Abstract:
To determine the efficacy and safety assessment of urokinase plus tirofiban in acute cerebral infarction
patients without clear criminal vessels. Totally 96 cases of acute cerebral infarction (ACI) patients without clear criminal vessels enrolled in our hospital from July 2017 to July 2020 were randomized to the control group (n=48) with urokinase (n=48) and the observation group (n=48) with urokinase and tirofiban.
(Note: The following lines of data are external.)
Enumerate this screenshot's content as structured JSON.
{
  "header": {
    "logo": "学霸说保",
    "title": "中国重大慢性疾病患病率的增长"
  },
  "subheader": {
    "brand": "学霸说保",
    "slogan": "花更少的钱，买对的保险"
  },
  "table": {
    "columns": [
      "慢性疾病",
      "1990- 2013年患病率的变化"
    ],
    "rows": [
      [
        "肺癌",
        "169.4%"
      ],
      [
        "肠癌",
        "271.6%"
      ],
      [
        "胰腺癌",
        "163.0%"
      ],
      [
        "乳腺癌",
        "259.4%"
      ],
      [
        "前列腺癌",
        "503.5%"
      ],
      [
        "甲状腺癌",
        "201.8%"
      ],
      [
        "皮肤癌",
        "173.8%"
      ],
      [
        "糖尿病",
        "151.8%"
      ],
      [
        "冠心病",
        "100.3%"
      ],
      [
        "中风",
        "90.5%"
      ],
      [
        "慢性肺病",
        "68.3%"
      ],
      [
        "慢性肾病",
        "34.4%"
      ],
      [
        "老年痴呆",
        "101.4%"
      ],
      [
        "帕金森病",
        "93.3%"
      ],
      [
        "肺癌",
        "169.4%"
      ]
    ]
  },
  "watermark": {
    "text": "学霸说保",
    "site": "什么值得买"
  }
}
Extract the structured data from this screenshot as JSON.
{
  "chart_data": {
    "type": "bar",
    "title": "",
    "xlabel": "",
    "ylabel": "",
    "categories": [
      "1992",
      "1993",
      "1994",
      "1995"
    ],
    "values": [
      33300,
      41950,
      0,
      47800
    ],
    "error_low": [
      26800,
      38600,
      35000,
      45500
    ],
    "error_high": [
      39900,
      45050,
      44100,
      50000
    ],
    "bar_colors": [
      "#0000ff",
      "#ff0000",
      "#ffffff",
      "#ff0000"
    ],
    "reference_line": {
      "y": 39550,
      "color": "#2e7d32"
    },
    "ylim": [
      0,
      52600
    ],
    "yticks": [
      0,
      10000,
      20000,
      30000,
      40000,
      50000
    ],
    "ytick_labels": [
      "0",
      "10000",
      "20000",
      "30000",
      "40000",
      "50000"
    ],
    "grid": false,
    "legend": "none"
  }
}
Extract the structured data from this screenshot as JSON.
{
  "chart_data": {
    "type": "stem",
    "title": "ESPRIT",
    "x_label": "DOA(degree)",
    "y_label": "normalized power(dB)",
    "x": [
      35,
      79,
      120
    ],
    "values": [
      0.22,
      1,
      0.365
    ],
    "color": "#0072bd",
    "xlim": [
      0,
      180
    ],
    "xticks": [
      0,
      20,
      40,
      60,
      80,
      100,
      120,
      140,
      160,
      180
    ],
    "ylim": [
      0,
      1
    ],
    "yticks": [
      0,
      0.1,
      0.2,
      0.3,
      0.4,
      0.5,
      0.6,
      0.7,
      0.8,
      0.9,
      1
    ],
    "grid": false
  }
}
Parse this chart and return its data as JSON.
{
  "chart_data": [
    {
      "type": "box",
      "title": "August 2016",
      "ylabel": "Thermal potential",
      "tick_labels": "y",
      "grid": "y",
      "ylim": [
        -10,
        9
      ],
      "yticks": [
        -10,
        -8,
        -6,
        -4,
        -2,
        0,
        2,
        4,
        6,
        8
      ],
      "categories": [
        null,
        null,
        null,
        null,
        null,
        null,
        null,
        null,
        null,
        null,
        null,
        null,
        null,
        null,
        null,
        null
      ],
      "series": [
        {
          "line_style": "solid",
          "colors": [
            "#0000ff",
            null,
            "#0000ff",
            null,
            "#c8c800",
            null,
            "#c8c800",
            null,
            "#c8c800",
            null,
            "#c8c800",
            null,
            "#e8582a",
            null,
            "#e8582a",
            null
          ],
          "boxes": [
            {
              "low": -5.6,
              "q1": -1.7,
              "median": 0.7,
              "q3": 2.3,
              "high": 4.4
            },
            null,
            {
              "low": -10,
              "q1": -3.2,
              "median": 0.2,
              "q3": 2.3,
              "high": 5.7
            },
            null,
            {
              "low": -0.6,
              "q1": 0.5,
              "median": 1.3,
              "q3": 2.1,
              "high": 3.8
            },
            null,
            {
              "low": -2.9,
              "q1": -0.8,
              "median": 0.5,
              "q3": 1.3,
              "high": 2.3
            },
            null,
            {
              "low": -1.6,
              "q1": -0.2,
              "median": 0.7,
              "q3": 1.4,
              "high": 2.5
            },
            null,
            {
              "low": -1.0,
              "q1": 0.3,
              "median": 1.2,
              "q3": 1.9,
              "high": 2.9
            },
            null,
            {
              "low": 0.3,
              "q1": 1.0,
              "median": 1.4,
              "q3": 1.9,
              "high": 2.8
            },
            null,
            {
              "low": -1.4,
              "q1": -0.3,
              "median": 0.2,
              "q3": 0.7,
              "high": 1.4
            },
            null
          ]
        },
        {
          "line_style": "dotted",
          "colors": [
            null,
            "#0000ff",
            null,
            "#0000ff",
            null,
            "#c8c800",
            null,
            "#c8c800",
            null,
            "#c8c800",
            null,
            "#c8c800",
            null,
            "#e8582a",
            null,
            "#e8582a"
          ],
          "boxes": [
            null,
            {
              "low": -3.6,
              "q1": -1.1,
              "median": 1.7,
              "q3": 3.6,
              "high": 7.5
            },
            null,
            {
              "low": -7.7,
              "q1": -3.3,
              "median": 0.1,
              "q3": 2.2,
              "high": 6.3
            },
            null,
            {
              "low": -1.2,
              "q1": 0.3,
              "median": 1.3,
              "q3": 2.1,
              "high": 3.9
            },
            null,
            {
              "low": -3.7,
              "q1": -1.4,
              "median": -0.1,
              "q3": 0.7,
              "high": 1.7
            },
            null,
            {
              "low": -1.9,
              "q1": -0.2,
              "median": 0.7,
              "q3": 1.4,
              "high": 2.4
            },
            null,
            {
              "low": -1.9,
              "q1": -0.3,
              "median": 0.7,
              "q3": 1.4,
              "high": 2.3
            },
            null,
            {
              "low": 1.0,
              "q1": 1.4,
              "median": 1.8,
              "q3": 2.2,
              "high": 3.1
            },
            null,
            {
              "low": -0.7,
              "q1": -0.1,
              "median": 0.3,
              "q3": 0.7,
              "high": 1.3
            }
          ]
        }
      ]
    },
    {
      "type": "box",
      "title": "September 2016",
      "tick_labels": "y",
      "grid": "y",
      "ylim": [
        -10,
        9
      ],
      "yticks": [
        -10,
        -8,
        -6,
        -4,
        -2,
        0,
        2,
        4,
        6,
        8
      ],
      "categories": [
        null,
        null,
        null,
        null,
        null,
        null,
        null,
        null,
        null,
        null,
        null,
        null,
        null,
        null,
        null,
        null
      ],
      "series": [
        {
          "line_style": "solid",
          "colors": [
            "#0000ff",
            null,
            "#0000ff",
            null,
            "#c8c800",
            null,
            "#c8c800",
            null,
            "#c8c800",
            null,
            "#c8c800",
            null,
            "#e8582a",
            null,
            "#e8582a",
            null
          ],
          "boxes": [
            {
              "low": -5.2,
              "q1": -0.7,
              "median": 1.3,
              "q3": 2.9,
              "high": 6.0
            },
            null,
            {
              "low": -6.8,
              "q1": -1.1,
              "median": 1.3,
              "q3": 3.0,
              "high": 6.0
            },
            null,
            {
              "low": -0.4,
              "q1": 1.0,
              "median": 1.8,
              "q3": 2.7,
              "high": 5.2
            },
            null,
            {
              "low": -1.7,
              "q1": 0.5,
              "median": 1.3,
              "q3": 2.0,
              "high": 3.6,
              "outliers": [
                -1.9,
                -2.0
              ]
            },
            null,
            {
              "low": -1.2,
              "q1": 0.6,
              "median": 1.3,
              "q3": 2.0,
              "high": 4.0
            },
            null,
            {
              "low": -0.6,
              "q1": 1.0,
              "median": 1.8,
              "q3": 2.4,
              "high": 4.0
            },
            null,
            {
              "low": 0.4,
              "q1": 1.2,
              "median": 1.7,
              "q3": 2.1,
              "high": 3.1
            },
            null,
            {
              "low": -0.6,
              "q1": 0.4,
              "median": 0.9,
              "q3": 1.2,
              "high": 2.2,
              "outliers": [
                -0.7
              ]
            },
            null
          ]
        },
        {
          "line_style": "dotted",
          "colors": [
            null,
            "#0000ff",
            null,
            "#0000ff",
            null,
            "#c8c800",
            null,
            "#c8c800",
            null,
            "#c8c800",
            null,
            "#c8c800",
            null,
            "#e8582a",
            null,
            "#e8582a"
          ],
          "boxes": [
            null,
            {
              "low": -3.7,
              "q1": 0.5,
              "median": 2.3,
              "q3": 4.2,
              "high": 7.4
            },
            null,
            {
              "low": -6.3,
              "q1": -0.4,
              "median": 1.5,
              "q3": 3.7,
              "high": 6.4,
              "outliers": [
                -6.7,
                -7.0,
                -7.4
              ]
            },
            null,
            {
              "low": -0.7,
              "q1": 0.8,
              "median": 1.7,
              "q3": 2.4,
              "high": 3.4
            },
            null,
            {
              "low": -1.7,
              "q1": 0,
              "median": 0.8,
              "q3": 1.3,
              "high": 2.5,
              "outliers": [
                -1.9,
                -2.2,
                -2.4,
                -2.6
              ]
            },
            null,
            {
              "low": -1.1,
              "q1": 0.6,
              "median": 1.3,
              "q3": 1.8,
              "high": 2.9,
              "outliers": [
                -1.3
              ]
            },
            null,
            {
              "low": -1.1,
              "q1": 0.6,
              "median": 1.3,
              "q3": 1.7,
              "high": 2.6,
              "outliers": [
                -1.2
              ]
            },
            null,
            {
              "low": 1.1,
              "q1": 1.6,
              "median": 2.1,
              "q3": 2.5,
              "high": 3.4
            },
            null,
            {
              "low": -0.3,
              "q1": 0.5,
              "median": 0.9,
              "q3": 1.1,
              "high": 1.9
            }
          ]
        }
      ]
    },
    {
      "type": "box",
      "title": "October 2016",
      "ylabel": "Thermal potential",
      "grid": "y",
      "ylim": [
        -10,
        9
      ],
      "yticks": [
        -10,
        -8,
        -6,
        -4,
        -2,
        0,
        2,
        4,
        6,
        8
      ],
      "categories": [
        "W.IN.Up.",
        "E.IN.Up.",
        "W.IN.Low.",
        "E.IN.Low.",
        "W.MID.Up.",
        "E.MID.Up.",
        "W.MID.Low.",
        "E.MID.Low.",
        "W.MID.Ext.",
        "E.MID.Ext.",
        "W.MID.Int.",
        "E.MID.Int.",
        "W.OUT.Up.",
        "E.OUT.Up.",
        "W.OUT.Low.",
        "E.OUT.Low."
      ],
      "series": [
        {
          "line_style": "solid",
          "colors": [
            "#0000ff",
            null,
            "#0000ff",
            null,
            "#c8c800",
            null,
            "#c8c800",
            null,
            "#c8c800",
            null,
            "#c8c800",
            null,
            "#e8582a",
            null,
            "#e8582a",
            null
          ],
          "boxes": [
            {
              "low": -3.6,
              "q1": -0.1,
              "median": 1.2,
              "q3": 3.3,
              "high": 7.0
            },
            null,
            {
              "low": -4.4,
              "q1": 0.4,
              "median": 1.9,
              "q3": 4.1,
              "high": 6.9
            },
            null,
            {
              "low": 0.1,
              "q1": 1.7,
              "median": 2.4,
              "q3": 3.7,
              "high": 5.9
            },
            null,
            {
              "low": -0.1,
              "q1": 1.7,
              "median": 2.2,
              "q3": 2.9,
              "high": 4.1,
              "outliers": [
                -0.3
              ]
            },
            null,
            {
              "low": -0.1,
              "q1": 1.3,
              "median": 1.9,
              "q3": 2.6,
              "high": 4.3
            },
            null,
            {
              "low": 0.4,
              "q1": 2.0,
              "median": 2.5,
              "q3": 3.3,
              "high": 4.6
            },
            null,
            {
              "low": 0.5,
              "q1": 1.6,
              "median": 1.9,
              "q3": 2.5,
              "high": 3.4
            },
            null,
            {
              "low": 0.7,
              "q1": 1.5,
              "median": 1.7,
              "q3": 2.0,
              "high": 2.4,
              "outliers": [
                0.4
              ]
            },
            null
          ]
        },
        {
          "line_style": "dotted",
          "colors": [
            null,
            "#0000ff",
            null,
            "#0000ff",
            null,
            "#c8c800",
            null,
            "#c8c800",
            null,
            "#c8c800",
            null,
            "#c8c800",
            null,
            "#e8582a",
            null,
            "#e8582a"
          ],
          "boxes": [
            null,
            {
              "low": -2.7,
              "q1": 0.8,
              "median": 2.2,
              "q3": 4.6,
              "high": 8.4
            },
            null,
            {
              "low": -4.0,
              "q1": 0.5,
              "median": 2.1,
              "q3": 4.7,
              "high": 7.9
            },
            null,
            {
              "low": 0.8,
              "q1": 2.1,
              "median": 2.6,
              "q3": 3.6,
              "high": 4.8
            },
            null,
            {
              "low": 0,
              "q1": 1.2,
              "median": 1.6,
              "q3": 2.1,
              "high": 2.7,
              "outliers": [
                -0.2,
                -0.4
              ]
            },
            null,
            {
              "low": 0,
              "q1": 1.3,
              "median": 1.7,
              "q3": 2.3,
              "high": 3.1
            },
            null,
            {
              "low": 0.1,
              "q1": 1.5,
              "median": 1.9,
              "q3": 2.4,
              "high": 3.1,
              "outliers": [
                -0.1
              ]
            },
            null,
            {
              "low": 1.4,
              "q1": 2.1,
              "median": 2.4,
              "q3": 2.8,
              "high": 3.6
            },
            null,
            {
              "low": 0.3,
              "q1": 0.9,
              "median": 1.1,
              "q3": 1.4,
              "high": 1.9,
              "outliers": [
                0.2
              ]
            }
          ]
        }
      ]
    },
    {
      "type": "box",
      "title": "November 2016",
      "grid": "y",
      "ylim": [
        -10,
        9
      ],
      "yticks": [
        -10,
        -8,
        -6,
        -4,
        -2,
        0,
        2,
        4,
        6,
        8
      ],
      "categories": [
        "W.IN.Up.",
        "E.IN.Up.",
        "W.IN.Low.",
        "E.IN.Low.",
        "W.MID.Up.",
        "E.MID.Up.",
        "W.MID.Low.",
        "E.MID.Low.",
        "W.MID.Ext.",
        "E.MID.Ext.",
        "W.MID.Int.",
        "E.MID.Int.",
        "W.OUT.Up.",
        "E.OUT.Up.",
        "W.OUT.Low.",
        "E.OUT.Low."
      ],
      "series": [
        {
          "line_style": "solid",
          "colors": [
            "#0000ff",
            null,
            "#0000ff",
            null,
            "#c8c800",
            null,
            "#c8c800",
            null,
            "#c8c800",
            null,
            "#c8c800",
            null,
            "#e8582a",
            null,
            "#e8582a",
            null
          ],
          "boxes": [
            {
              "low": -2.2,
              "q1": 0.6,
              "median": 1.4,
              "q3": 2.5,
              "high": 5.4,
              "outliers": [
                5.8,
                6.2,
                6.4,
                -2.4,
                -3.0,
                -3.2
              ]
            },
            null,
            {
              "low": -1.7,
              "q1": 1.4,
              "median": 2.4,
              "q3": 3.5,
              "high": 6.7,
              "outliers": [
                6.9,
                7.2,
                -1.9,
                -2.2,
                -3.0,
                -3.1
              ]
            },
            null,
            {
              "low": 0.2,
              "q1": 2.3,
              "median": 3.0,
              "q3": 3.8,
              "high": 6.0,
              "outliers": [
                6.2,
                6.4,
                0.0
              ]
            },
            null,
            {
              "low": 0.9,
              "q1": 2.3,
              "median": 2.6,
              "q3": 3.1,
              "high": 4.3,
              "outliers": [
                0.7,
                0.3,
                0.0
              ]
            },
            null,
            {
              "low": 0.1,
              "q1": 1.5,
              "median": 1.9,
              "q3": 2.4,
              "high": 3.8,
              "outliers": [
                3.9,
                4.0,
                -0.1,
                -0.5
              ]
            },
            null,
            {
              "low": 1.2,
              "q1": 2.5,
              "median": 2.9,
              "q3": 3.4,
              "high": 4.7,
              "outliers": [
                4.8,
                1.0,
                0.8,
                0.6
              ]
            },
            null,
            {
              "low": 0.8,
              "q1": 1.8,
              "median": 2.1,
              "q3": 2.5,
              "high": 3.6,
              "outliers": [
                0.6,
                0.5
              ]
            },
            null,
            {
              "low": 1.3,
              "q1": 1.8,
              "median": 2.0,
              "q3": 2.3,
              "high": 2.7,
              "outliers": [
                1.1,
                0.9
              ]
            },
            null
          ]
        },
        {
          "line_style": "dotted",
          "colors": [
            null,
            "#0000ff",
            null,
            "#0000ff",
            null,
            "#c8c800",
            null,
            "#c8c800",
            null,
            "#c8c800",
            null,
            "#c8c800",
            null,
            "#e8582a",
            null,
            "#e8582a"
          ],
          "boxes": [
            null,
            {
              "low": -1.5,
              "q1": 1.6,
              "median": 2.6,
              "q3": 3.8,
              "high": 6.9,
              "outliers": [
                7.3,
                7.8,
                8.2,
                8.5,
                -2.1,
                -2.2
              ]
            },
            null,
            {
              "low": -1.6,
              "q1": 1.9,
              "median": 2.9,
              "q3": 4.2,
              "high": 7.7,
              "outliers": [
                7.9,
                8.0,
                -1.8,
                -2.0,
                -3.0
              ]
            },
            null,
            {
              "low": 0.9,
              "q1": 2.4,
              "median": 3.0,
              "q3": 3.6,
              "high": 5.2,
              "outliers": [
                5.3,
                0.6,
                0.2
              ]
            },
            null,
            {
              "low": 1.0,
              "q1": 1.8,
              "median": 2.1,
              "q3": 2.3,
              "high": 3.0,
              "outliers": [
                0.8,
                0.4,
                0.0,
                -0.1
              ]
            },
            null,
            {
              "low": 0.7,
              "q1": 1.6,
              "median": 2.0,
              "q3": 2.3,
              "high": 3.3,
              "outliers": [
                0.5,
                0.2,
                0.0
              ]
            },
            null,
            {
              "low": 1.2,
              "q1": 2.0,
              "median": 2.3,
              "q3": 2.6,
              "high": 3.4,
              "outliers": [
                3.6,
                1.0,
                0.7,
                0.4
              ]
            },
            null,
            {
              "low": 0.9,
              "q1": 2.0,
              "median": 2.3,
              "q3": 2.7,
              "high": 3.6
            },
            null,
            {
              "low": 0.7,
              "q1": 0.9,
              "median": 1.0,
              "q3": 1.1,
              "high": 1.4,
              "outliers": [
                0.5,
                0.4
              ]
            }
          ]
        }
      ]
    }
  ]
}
Clinical efficacy, National Institute of Health Stroke Scale (NIHSS) score, Barthel Index (BI), Clusterin (CLU), tumor necrosis factor-α (TNF-α), serum hypersensitive C-reactive protein (hs - CRP), interleukin-6 (IL-6) and safety were compared. The observation group outperformed the control group in terms of clinical efficacy. Before treatment, the NIHSS scores, BI scores and serum levels of CLU, TNF-α, hs - CRP, and IL-6 in the control group were similar to those in the observation group. After treatment, the above indicators were all decreased, and lower in the observation group. The observation group had a lower incidence of adverse reactions. Arterial thrombolysis of urokinase plus tirofiban in ACI patients without clear responsible vessels effectively reduces postoperative NIHSS score, improves self-care ability, relieves the level of inflammatory factors, with fewer adverse reactions and higher safety profile.